Sayre Woods Bible Church


July 31, 2007

Jeremiah 2

Category: Army of Light – Noah – 10:19 am

A couple verses stood out at me as I read through Jeremiah 2 this morning:

I brought you into a fertile land so you could enjoy its fruits and its rich bounty. But when you entered my land, you defiled it; you made the land I call my own loathsome to me. (2:7)

As I read this verse, the song “The Heart of Worship” came to the front of my mind and this verse was immediately associated with worship. Our worship is something that is supposed to be pleasing to the Lord, but when we make it about our pleasure, our preferences, and our glory, we defile it and make it loathsome to him (and quite frankly, I don’t think we truly enjoy it either because it makes us bitter and critical). When we make it about him, however, it becomes what it was meant to be: pleasing both to God and to us.

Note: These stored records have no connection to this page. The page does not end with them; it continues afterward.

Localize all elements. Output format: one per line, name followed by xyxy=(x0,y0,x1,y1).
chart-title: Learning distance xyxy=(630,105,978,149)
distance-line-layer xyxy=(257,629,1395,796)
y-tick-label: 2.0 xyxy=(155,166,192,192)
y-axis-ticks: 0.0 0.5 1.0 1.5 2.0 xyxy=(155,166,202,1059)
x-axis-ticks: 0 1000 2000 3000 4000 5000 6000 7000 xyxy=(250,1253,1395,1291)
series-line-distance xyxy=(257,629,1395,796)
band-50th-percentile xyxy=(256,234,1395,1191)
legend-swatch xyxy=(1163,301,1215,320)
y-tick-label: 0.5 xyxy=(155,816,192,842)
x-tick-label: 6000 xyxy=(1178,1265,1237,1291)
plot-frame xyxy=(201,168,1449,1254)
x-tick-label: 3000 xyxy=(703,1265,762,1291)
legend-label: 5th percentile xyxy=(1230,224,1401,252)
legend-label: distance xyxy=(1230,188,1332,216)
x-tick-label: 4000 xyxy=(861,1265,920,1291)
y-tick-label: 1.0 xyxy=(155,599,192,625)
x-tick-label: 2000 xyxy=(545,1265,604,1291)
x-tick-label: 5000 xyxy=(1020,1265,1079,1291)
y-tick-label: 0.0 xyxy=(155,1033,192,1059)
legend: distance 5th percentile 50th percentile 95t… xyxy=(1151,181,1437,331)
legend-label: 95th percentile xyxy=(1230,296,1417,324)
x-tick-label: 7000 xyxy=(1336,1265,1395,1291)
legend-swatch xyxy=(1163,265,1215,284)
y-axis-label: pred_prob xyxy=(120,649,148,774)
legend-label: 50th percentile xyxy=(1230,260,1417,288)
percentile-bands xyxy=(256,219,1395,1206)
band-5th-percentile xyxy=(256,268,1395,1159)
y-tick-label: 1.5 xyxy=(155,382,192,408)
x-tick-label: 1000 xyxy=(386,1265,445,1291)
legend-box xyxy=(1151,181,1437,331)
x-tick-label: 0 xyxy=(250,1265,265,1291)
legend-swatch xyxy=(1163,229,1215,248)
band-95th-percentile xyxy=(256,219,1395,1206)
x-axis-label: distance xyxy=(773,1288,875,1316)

What good will it do you then to go down to Egypt to seek help from the Egyptians? What good will it do you to go over to Assyria and seek help from the Assyrians?…Moreover, you will come away from Egypt with your hands covering your faces in sorrow and shame because the LORD will not allow your reliance on them to be successful and you will not gain any help from them. (2:18, 37)

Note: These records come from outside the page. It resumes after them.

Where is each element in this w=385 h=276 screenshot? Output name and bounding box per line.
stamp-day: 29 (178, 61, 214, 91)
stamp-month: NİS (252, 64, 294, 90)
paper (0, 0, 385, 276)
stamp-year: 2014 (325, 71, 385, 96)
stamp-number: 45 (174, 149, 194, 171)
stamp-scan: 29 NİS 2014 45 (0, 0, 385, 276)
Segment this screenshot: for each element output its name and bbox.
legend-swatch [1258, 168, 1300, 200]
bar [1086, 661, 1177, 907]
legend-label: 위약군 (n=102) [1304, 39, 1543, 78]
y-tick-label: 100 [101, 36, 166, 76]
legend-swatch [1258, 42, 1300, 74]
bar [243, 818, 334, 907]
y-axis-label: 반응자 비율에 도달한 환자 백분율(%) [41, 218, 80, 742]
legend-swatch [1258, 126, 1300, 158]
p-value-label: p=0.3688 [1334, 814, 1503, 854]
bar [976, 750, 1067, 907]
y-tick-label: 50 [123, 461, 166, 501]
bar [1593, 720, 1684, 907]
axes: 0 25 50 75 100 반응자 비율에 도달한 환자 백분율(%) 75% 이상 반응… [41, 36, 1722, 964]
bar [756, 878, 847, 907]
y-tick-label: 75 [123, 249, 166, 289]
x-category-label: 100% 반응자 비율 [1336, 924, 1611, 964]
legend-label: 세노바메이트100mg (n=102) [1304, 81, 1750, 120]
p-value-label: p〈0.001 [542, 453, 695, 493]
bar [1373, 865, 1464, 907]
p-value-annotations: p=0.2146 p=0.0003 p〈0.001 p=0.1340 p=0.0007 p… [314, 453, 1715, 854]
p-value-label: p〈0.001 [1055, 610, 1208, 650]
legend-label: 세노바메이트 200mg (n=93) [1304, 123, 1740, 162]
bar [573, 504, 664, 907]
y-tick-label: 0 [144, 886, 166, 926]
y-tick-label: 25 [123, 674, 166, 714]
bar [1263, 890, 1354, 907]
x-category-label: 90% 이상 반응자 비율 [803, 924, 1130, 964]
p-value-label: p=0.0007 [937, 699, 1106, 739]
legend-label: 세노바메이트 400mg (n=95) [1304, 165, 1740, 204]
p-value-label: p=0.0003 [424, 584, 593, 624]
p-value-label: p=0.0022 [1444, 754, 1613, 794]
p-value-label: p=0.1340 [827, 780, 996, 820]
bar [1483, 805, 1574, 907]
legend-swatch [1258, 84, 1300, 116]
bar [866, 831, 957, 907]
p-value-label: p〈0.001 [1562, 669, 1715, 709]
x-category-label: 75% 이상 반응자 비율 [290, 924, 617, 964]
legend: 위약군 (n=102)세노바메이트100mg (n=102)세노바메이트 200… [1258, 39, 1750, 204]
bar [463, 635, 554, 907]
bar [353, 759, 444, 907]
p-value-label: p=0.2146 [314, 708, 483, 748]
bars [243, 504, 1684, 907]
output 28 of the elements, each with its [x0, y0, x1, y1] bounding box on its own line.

Israel was often guilty of what most people are guilty of: seeking help from human sources instead of from heavenly sources. If Israel had turned to God and obeyed his commandments, they would have prospered. Instead, they chose the easy way out and sought help from Egypt and Assyria, two traditional powers in the area, and it led to their destruction. As American Christians, I think we need to be careful of this as well. Too often I think we take the easy way out in our quest to bring faith and justice to our nation. We vote, we write letters to our Congressmen, we protest. In essence, we put our faith in the American political process to help us fulfill our call from God. While none of these things are bad in and of themselves, we must be careful not to put our trust in them to work, for the political system was established by humans and thus cannot even be trusted to fulfill human plans much less God’s plans. Our trust should always be in the processes that God has established for us to use: ministering to children, widows, and the poor, preaching God’s word, and loving God and our neighbor.